Ron Zink, the chief operating officer for E.U. affairs at Microsoft, said businesses needed legal certainty and harmonized rules to expand the sale of cloud services across the bloc. The rules from 1995 are too rigid and inflexible to accommodate the reality of modern data flows, he said. “Cloud computing is a really cost-effective way of getting a lot more computing power and data storage without buying a lot of new equipment yourself,” Mr. Zink said. Microsoft, like Amazon, also operates a data center for European cloud clients in Dublin.

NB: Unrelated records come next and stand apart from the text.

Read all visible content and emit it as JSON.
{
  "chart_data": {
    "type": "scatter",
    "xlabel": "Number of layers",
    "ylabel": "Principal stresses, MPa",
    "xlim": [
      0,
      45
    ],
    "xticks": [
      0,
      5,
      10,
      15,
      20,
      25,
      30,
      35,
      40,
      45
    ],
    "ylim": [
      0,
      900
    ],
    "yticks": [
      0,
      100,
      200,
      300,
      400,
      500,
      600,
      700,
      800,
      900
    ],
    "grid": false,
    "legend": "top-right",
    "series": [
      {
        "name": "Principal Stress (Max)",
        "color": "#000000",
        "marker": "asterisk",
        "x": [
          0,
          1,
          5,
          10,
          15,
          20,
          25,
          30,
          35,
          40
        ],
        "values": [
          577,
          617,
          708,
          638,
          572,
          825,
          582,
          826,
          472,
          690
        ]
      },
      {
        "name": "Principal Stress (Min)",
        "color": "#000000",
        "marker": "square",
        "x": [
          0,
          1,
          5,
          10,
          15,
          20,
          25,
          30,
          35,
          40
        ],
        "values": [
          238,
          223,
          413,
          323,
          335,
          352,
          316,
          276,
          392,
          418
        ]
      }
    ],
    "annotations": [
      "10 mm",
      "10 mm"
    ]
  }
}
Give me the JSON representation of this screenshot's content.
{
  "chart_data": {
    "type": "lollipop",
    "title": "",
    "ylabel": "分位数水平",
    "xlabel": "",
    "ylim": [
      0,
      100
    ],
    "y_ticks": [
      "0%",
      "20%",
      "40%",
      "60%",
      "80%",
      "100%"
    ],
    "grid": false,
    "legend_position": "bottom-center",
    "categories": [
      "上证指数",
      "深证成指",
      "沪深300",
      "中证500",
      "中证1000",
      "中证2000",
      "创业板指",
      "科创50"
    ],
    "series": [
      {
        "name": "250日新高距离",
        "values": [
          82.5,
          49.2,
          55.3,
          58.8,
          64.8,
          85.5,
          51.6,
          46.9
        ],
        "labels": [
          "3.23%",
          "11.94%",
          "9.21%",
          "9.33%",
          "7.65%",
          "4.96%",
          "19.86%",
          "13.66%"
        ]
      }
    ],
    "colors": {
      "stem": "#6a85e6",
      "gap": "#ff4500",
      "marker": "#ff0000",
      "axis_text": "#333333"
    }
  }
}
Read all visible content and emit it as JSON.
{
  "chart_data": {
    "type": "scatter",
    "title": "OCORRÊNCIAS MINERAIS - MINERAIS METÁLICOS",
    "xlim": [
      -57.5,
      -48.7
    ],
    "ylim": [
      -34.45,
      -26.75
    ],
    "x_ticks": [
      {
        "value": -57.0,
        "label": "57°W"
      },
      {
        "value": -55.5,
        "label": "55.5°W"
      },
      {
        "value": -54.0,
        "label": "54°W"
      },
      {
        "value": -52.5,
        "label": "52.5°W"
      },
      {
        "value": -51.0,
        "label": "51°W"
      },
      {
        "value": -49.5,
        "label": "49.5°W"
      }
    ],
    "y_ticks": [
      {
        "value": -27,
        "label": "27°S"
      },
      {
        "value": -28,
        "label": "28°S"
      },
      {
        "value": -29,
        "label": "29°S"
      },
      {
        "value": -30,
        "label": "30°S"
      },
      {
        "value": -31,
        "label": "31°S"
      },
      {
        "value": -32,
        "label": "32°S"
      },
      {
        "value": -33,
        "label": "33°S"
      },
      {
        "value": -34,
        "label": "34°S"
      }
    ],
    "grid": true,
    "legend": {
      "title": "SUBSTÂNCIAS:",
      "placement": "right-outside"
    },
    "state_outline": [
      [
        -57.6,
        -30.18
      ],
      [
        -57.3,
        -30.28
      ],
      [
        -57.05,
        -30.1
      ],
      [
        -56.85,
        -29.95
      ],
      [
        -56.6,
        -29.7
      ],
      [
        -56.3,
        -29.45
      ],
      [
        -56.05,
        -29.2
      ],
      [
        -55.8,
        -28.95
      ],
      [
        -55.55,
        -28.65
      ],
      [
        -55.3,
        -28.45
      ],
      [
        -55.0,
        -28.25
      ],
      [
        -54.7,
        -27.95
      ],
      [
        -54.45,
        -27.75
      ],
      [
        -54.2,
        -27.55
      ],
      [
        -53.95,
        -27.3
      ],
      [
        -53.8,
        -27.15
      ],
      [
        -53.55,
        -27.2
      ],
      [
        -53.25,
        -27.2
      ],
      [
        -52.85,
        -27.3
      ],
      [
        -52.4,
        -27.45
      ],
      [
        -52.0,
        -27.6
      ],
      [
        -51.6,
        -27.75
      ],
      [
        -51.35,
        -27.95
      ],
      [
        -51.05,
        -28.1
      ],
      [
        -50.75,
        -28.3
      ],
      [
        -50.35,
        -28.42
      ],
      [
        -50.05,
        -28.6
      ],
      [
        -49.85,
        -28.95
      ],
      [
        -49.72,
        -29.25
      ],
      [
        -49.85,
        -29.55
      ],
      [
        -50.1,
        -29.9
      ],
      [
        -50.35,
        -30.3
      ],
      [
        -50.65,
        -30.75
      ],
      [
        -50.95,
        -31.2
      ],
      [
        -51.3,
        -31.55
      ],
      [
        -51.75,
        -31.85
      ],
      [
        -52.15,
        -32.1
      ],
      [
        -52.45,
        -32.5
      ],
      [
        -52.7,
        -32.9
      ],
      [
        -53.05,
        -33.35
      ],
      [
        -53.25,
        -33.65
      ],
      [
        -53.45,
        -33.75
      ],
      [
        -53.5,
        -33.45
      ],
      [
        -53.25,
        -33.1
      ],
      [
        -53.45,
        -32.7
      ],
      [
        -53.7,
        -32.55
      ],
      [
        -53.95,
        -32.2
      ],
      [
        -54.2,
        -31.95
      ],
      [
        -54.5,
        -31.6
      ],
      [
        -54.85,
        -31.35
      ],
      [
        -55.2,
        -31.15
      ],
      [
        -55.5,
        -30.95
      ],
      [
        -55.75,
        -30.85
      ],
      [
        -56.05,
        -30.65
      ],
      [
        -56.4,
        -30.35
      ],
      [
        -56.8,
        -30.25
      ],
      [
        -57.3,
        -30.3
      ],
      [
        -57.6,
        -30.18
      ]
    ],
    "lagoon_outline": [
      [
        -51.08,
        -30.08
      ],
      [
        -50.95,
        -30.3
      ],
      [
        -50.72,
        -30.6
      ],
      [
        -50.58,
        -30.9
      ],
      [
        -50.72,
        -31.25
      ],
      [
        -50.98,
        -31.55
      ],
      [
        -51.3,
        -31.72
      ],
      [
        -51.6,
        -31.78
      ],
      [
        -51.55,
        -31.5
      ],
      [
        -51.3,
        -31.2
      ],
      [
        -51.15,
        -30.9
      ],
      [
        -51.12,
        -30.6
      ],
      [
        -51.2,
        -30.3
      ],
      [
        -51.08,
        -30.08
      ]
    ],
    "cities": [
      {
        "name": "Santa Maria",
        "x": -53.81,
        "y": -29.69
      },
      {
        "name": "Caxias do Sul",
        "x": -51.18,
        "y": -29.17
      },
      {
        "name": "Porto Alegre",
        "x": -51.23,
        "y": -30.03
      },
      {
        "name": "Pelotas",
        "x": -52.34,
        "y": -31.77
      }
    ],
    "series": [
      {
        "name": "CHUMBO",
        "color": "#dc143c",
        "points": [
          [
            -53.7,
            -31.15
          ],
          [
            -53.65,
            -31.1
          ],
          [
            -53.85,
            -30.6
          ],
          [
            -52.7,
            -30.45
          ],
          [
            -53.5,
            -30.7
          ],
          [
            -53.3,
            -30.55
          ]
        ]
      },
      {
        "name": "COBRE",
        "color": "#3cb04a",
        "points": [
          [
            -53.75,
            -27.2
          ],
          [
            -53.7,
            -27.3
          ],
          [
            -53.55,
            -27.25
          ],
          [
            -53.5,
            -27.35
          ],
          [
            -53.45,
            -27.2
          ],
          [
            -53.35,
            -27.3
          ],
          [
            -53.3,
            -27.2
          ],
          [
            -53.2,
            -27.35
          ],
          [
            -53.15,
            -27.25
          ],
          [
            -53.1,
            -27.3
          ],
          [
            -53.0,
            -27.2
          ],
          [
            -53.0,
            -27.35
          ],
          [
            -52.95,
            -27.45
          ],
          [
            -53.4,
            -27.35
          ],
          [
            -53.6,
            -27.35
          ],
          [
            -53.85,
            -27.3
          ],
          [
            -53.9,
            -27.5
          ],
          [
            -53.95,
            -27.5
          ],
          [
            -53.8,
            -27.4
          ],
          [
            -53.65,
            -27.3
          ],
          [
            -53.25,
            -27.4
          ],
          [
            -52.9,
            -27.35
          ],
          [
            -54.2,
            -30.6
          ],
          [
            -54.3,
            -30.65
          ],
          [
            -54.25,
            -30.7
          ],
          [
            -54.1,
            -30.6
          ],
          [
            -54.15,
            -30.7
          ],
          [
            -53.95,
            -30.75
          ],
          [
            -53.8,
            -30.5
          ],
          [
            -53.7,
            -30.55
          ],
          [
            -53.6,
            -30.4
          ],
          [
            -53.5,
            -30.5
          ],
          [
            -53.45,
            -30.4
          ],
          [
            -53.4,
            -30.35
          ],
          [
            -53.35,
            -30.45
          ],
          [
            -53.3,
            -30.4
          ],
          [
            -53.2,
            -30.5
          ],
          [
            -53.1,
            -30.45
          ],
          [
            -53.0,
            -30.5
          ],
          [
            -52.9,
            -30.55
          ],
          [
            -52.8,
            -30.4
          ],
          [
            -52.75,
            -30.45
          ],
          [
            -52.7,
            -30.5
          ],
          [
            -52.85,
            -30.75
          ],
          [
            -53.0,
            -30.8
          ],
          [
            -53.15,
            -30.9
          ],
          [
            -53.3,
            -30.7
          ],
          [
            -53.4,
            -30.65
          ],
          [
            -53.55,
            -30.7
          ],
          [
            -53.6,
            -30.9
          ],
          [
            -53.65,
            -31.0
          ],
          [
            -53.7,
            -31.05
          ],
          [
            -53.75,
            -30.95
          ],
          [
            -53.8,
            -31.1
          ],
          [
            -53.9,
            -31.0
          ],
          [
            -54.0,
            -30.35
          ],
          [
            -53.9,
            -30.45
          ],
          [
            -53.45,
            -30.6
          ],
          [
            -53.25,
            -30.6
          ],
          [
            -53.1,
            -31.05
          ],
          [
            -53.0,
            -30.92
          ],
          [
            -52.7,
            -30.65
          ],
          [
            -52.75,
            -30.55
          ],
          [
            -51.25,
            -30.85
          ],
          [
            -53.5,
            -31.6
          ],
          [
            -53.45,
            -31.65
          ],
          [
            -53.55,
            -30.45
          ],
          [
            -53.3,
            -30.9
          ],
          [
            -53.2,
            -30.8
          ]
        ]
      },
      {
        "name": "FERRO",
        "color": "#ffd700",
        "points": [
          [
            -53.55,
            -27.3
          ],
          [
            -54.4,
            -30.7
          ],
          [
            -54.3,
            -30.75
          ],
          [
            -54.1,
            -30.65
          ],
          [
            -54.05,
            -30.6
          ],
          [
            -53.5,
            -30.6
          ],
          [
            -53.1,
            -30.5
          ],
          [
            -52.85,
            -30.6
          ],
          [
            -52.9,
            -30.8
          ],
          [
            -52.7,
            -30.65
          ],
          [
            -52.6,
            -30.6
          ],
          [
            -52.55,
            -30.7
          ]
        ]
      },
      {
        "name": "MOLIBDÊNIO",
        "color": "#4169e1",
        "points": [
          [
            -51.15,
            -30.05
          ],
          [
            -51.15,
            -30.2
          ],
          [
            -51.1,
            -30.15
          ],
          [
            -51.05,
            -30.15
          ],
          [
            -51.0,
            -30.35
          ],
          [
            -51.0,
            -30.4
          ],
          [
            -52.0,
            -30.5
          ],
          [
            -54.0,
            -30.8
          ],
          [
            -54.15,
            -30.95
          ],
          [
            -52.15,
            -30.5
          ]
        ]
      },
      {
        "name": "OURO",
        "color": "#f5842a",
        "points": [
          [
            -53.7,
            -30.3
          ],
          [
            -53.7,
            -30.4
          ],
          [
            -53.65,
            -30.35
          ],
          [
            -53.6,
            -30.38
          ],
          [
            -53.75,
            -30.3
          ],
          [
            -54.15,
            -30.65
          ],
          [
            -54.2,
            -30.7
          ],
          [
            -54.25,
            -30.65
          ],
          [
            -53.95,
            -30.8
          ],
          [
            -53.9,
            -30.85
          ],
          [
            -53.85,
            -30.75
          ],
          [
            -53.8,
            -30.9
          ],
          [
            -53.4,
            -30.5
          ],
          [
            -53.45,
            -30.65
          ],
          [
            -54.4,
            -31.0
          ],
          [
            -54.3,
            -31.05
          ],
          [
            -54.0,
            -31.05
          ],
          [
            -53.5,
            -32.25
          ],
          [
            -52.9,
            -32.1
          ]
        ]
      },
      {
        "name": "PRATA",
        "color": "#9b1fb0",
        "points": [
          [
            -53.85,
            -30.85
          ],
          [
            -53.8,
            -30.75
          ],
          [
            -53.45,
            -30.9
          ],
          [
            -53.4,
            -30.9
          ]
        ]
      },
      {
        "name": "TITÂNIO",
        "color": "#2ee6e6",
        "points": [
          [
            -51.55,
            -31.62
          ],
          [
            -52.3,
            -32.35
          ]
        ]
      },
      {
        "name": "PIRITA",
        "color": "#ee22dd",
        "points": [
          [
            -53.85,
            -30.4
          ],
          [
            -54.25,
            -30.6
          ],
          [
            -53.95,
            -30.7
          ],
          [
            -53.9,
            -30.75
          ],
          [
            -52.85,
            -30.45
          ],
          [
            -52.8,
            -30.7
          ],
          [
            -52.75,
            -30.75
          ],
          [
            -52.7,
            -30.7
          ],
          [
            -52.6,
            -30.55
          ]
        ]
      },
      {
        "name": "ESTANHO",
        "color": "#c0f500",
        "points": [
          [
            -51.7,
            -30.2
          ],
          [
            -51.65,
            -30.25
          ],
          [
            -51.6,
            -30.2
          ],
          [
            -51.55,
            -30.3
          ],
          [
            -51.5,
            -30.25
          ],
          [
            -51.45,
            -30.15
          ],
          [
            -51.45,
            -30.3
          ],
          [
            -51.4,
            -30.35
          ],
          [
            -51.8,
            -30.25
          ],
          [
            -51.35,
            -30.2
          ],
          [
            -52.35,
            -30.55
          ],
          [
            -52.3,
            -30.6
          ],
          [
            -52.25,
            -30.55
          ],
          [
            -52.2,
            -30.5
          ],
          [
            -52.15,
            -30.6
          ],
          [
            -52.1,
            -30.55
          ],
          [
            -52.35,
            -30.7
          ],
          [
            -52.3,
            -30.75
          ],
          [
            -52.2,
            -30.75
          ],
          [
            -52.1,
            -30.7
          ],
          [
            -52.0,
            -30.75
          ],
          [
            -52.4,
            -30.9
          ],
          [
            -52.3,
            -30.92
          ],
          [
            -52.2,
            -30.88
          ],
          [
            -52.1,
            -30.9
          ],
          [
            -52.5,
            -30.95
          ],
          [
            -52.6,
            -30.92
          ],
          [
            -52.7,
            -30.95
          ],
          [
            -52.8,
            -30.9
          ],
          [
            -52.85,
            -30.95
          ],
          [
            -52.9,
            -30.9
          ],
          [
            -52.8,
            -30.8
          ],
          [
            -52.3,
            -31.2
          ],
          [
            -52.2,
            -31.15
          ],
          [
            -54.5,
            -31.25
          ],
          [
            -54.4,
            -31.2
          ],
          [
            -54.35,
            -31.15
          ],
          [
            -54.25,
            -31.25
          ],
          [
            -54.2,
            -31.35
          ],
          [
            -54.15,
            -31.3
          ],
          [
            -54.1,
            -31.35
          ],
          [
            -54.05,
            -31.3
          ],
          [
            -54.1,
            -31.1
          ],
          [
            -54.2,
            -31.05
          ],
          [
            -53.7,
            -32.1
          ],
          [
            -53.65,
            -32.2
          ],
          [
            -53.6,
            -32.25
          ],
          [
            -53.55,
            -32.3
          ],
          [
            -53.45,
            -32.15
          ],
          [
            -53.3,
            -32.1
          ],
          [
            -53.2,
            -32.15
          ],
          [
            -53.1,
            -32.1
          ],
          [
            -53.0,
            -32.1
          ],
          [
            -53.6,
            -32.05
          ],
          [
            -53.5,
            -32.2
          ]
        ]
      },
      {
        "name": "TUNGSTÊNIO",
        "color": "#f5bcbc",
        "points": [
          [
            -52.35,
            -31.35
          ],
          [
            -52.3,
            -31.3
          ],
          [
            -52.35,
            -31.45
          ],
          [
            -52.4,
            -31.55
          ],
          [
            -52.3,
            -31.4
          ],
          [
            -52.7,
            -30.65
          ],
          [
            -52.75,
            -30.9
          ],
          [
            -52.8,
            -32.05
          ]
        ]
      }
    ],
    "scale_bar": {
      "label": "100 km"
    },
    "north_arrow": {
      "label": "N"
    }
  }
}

Karl Deacon, the chief technology officer for global services at Capgemini, a London-based company that assists businesses on technology matters, said that Europe needed to revise its data laws to permit more European technology companies to sell cloud services. Most of the major suppliers, Mr. Deacon said, are U.S.-based tech companies.

“The legal landscape is not conducive to cloud computing in Europe,” Mr. Deacon said. “Cloud computing is already dominated by the Western tech firms out of America. There is not much European excellence there.”

Mr. Deacon said standards organizations like the Open Data Center Alliance, a group developing an open-standards platform for cloud data centers, could give European companies a new way to break into the cloud services market.

In the absence of legal reforms, companies like Amazon and Microsoft will continue to set up local data centers to comply with European law, said Ben Pring, an analyst at Gartner in Boston. That may help spur sales locally but could also increase costs by duplicating computing nodes, which will make cloud computing a more expensive proposition in Europe.

A continued prohibition on foreign cloud centers could pose challenges for smaller companies like Newtek Business Services, a New York seller of cloud services under the brand name the Small Business Authority. Yet Barry Sloane, the Newtek chief executive, said he was confident that the cloud model would eventually take hold in Europe.

“The cloud is going to spread globally,” Mr. Sloane said. “The cloud makes sense. It is more cost effective and more efficient as well. The biggest driver today is dollars.”